Tallying preference ballots efficiently

The Schulze method for determining the results of multiway votes has three parts:

Use the ballots to determine the results (winner and margin of victory) of each possible head-to-head contest.
Perform an all-pairs widest path computation on a directed complete graph weighted by the margins of victory.
Find the candidate with wider outgoing than incoming paths to all other candidates.

The second part can be done in cubic time using the Floyd-Warshall algorithm (the choice in practice) or faster using fast matrix multiplication. And the third part is easy. But what about the first part? Here, some Wikipedia editor wrote in 2011 that the first part, "if implemented in the most straightforward way, takes time proportional to \( C^2 \) times the number of voters" (where \( C \) is the number of candidates). But then last year some other editor tagged this claim as being original research.

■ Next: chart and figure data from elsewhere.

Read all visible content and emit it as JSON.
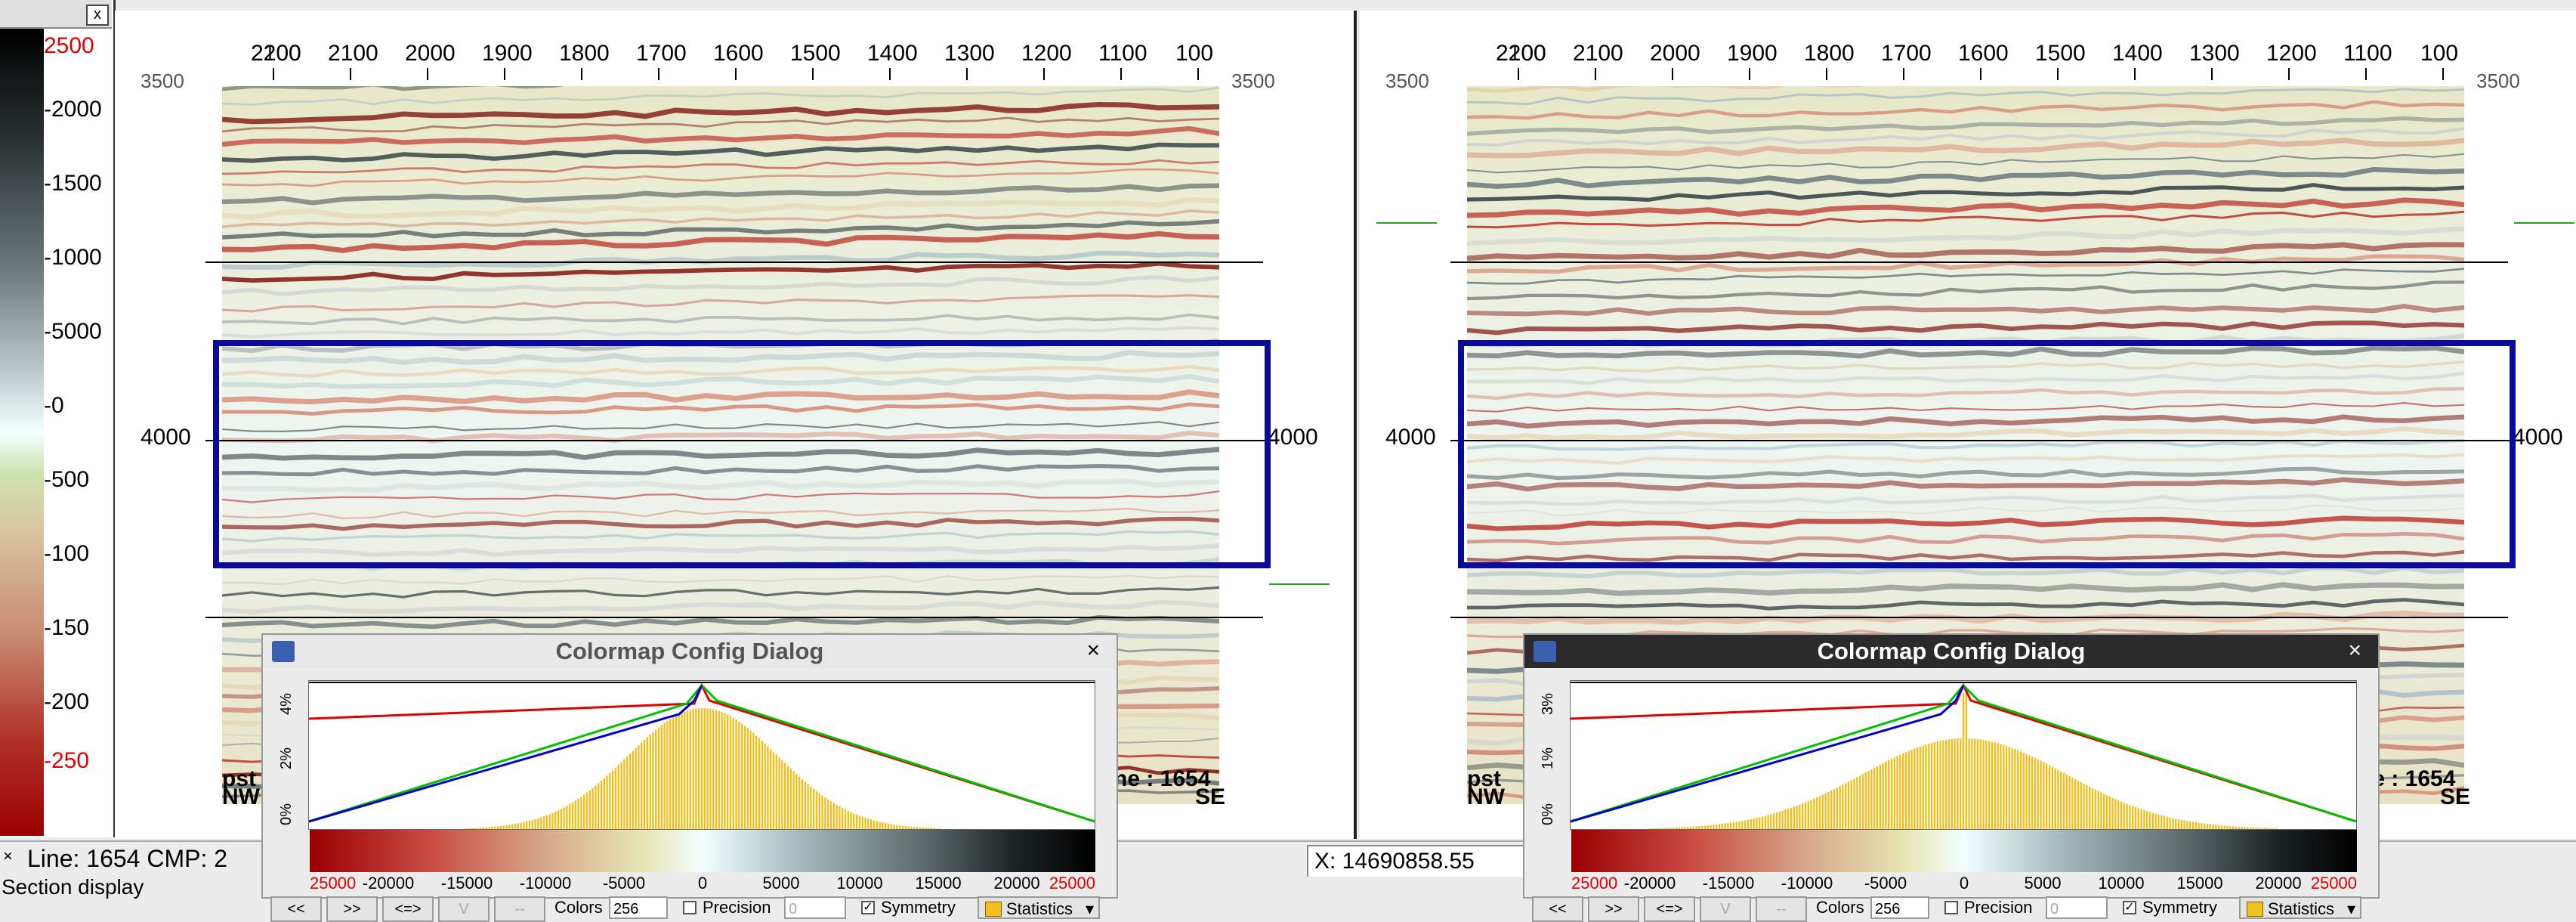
{
  "colorbar": {
    "close": "x",
    "ticks": [
      {
        "label": "2500",
        "red": true
      },
      {
        "label": "-2000",
        "red": false
      },
      {
        "label": "-1500",
        "red": false
      },
      {
        "label": "-1000",
        "red": false
      },
      {
        "label": "-5000",
        "red": false
      },
      {
        "label": "-0",
        "red": false
      },
      {
        "label": "-500",
        "red": false
      },
      {
        "label": "-100",
        "red": false
      },
      {
        "label": "-150",
        "red": false
      },
      {
        "label": "-200",
        "red": false
      },
      {
        "label": "-250",
        "red": true
      }
    ]
  },
  "section_axis": {
    "x_ticks": [
      "2200",
      "2100",
      "2000",
      "1900",
      "1800",
      "1700",
      "1600",
      "1500",
      "1400",
      "1300",
      "1200",
      "1100",
      "100"
    ],
    "x_first_overlap": "2100",
    "y_top": "3500",
    "y_mid": "4000",
    "left_corner": "NW",
    "right_corner": "SE",
    "line_label": "ne : 1654",
    "left_partial": "pst"
  },
  "status": {
    "line_cmp": "Line: 1654  CMP: 2",
    "x_readout": "X: 14690858.55",
    "section_display": "Section display"
  },
  "dialog": {
    "title": "Colormap Config Dialog",
    "close": "×",
    "left_pct": [
      "4%",
      "2%",
      "0%"
    ],
    "right_pct": [
      "3%",
      "1%",
      "0%"
    ],
    "ticks": [
      {
        "label": "25000",
        "red": true
      },
      {
        "label": "-20000",
        "red": false
      },
      {
        "label": "-15000",
        "red": false
      },
      {
        "label": "-10000",
        "red": false
      },
      {
        "label": "-5000",
        "red": false
      },
      {
        "label": "0",
        "red": false
      },
      {
        "label": "5000",
        "red": false
      },
      {
        "label": "10000",
        "red": false
      },
      {
        "label": "15000",
        "red": false
      },
      {
        "label": "20000",
        "red": false
      },
      {
        "label": "25000",
        "red": true
      }
    ],
    "btn_prev": "<<",
    "btn_next": ">>",
    "btn_swap": "<=>",
    "btn_v": "V",
    "btn_dash": "--",
    "colors_label": "Colors",
    "colors_value": "256",
    "precision_label": "Precision",
    "precision_value": "0",
    "symmetry_label": "Symmetry",
    "statistics_label": "Statistics"
  }
}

This raised some questions for me. Given how straightforward it is, can this really be considered to be original research? Is it possible to find a published source for the time analysis of this step that can be used to untag it? (If you know of one, please tell me or add it to the article.) Is the algorithm with this time bound really "the most straightforward way"? And if this is the time bound you get by doing things straightforwardly, can we get a better time bound by trying to be more clever?

To begin with, I think the most straightforward way of solving this is the following. I'll assume that each ballot is stored as a sorted array of the candidates, most-preferred first. For each pair of candidates, loop over all ballots, and search the ballot array sequentially to find the first position that has one of the two candidates in the pair; tally that ballot as a win for the candidate that was found. When you've looped through all the ballots, compare the tallies for the two candidates to determine the winner, and subtract the tallies to determine the margin of victory. But this takes time \( O(C^3), \) not \( O(C^2). \)

The \( O(C^2) \)-time method that was intended is presumably something like the following one. We will make a matrix \( M[i,j] \) that will eventually store the number of voters who prefer candidate \( i \) to candidate \( j, \) initially all zeros. We then loop through the ballots one at a time. For each ballot \( B, \) each \( i \) in the range from \( 1 \) to \( C, \) and each \( j \) in the range from \( i+1 \) to \( C, \) we add one to the count for \( M[B[i],B[j]]. \) Finally, after computing this matrix, we can compare \( M[i,j] \) to \( M[j,i] \) as before to determine each pairwise winner, or subtract these two numbers to determine the margin of victory.

But when the number of voters is big (larger than \( C! \)) there's a different way to tally the votes that's more efficient. First, sort the ballots, so that all people who voted the same way are collected into the same group. (This can be done by treating each vote as a number in the factorial number system and applying counting sort to these numbers). Then, apply the \( O(C^2) \)-time method to the grouped ballots, looping over all groups rather than all individual ballots and changing the part that adds one to \( M[B[i],B[j]] \) so that instead it adds the size of a group of ballots. The running time is \( O(Cn) \) to number and sort the ballots, plus \( O(C^2 C!) \) to tally them. So we've reduced the dependence on \( n \) down to linear in \( C, \) at the expense of adding another term that is a much larger function of \( C. \) For systems like the Oscars or Hugos that have only five candidates and thousands of voters, this could be a win.

It's not possible to achieve a time of just \( O(Cn), \) without the extra term, because even when \( n \) is tiny the output size is \( C^2. \) But it is possible to trade off between the grouped and ungrouped tallying methods, when n is intermediate in size. To do so, group the candidates (arbitrarily) into blocks of \( B \) candidates (preferably a power of two; we'll pick the right size for \( B \) later). We can partition a voter's preferences into blocks in time \( O(Cn) \) by using bucket sort to partition the candidates into blocks in their preference order, and we can determine the voter's preferences between the candidates in the union of two blocks in time \( O(B) \) by applying a merge algorithm, comparing candidates using a reverse index of the positions of each candidate in the voter's preference list. There are \( O((C/B)^2) \) pairs of blocks, so combining the times for splitting votes into blocks and for applying the factorial method to each pair of blocks gives a total runtime of \( O(Cn+C^2n/B+C^2(2B)!). \) The right choice for \( B \) is the one which makes the second and last terms of this runtime approximately equal (\( B \) proportional to \( \log n/\log\log n \)) and this logarithmic factor is the amount by which the middle term of the time bound is faster than the "straightforward" \( O(C^2n) \)-time method.